Can interbreeding of wild and artificially propagated animals be prevented by using broodstock selected for a divergent life history?

Todd R. Seamons, Lorenz Hauser, Kerry A. Naish and Thomas P. Quinn

School of Aquatic and Fishery Sciences, University of Washington, Seattle, WA, USA

Abstract

Two strategies have been proposed to avoid negative genetic effects of artificially propagated individuals on wild populations:

(i) integration of wild and captive populations to minimize domestication selection and

(ii) segregation of released individuals from the wild population to minimize interbreeding.

We tested the efficacy of the strategy of segregation by divergent life history in a steelhead trout, Oncorhynchus mykiss, system, where hatchery fish were selected to spawn months earlier than the indigenous wild population.
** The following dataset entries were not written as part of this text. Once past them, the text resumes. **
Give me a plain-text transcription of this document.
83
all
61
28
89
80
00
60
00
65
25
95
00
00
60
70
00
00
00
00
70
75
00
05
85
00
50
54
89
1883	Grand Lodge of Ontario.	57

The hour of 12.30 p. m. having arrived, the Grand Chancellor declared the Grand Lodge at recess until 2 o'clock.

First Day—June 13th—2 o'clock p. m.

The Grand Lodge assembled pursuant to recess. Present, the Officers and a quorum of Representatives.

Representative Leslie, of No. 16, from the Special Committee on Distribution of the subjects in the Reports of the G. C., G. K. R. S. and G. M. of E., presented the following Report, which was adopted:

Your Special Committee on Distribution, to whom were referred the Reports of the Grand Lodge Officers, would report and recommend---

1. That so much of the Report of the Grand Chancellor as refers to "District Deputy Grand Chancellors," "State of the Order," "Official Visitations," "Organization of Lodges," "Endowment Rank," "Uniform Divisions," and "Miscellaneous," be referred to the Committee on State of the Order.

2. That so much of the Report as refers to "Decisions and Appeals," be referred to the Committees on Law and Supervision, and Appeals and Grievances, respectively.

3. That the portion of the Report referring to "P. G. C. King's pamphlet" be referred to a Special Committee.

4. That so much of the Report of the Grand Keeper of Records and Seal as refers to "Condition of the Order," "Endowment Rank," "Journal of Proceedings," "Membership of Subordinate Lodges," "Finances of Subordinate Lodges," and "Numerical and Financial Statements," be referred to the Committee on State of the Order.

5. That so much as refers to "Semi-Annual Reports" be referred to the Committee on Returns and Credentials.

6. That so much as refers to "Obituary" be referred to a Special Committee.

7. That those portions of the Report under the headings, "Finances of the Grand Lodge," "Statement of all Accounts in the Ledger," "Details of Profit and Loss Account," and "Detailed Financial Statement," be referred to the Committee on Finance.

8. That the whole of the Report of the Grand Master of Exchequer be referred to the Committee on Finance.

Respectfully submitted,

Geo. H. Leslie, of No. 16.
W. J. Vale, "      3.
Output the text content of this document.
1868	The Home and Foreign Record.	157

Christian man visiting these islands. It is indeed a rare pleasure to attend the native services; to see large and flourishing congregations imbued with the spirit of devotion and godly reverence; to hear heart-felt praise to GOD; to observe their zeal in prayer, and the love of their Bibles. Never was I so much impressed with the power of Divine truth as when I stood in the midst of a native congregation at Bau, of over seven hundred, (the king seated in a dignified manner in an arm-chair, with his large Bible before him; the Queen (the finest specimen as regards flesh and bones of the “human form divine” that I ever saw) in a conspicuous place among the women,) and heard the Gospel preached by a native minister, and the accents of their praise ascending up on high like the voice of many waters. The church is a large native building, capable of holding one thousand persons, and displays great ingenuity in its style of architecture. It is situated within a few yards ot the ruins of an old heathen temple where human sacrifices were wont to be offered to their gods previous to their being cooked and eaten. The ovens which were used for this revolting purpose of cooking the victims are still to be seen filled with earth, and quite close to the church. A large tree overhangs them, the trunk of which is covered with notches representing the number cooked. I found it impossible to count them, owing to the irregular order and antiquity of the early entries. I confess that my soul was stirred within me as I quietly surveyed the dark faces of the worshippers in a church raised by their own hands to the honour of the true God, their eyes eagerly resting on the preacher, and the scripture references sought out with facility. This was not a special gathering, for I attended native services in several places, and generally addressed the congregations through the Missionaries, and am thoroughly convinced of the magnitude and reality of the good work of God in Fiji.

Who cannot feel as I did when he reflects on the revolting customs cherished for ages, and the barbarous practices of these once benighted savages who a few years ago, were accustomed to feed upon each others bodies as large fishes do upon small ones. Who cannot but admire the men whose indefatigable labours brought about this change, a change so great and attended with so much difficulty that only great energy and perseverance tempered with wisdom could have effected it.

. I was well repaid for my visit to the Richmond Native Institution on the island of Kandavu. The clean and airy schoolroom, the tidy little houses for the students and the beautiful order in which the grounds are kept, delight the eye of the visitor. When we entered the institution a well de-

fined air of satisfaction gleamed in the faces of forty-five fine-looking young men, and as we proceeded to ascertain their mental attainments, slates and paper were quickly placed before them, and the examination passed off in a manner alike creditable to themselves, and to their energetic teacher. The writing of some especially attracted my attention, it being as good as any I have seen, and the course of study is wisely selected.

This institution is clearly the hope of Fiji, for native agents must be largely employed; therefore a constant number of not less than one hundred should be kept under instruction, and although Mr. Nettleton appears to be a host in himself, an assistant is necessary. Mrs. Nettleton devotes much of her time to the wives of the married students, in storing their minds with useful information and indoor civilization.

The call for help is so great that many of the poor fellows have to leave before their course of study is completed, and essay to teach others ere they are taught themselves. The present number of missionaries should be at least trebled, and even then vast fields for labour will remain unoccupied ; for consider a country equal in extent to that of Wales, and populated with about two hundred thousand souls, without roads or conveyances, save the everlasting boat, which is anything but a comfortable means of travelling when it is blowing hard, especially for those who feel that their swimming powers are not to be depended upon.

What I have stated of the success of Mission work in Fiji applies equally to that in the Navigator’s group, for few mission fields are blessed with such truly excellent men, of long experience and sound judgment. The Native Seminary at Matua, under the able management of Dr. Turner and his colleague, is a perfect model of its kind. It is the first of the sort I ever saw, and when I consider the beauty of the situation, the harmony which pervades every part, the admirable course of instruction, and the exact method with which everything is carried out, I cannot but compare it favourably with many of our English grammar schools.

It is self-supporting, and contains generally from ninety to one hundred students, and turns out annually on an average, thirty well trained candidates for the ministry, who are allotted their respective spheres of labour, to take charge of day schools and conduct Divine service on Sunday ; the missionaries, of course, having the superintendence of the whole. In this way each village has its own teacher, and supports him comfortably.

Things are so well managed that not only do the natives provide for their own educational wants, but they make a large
The proportion of wild ancestry smolts and adults declined by 10–20% over the three generations since the hatchery program began. Up to 80% of the naturally produced steelhead in any given year were hatchery/wild hybrids. Regression model selection analysis showed that the proportion of hatchery ancestry smolts was lower in years when stream discharge was high, suggesting a negative effect of flow on reproductive success of early-spawning hatchery fish. Furthermore, proportions of hybrid smolts and adults were higher in years when the number of naturally spawning hatchery-produced adults was higher. Divergent life history failed to prevent interbreeding when physical isolation was ineffective, an inadequacy that is likely to prevail in many other situations.



Discussion

Our aim was to evaluate whether segregation by life history was an effective management strategy for minimizing or eliminating genetic interactions between wild and hatchery populations. Despite the earlier spawn timing in the hatchery population, our data suggest that hatchery and wild steelhead interbred and produced ‘hybrid’ offspring. Interbreeding between hatchery and wild salmonids is not uncommon (e.g. Largiade´r and Scholl 1996; Hansen et al. 2000; Araki et al. 2007b), but in this case, intentional selection for early return and spawn timing and use of a weir were thought to segregate the hatchery fish from wild conspecifics. Using estimates of mixture and admixture proportions, we found that the wild proportion of the annual number of outmigrating smolt and returning adult steelhead declined by 10–20% between 1998 (the first year offspring of hatchery fish would be detectable) and 2009 (our last year of sampling), or within about three generations. Estimates of the true proportions of wild adult and smolt steelhead also declined over time because of a reciprocal increase in the proportion of hybrid individuals.